|Aristophanes at Studio 28, VCA: Photo: Julie Clarke (c) 2017|
|Still from a video by Dadang Christanto. Photo: Julie Clarke (c) 2017|
It was interesting to hear Aristophanes in conversation on Wednesday afternoon at Studio 28, the Victorian College of the Arts, part of the AsiaTopa Festival.
Aristophanes, a Taipei-based hip-hop artist, who fuses poetry, electronica and jazz, spoke of her attempts to negotiate the male dominated area in which she has chosen to perform her craft. Amidst a myriad of diverse voices (Chinese as well as Western Rap artists) she continually strives to discover her identity closely linked with her own culture.
It was not surprising that she had struggled with sexual harassment and other difficulties associated with being female as well as being a performance artist. She spoke of an ideal, that of being able to see more females working in the industry. When asked whether singing in Mandarin might alienate English speaking listeners, especially her feminism and political stance evidenced in her lyrics, she explained that music transcends language.

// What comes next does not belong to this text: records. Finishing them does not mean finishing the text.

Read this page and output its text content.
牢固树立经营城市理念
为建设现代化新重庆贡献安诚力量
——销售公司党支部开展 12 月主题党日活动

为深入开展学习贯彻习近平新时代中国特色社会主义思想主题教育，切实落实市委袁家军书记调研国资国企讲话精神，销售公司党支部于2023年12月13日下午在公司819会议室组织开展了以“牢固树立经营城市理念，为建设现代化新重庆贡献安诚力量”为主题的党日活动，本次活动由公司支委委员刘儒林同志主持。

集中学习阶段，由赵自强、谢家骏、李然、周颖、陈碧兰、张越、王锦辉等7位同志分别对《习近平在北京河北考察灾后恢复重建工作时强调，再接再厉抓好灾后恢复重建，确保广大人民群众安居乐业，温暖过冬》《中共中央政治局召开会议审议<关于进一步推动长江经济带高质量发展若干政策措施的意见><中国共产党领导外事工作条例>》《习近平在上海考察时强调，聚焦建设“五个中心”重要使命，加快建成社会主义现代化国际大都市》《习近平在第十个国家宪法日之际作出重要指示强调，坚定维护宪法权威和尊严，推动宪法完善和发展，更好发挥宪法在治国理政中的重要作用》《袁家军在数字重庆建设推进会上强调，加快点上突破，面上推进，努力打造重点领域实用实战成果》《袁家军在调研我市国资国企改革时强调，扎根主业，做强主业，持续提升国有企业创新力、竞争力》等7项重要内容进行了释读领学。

Prior to this event I saw videos and amazing still photographs that documented the work of performance artists in Southeast Asia. Political Acts is at the Arts Center until 21 May and the most compelling image for me was from Dadang Christanto's Tooth Brushing (2017). With his coughing up or spewing forth of crimson matter from his mouth he references the bloody anti-Communist purges in Indonesia during 1965-1966. I was reminded in part by performances by the Australian artist Mike Parr, particularly his 'The Emetics' 1977 and 'Cathartic Action' 1977.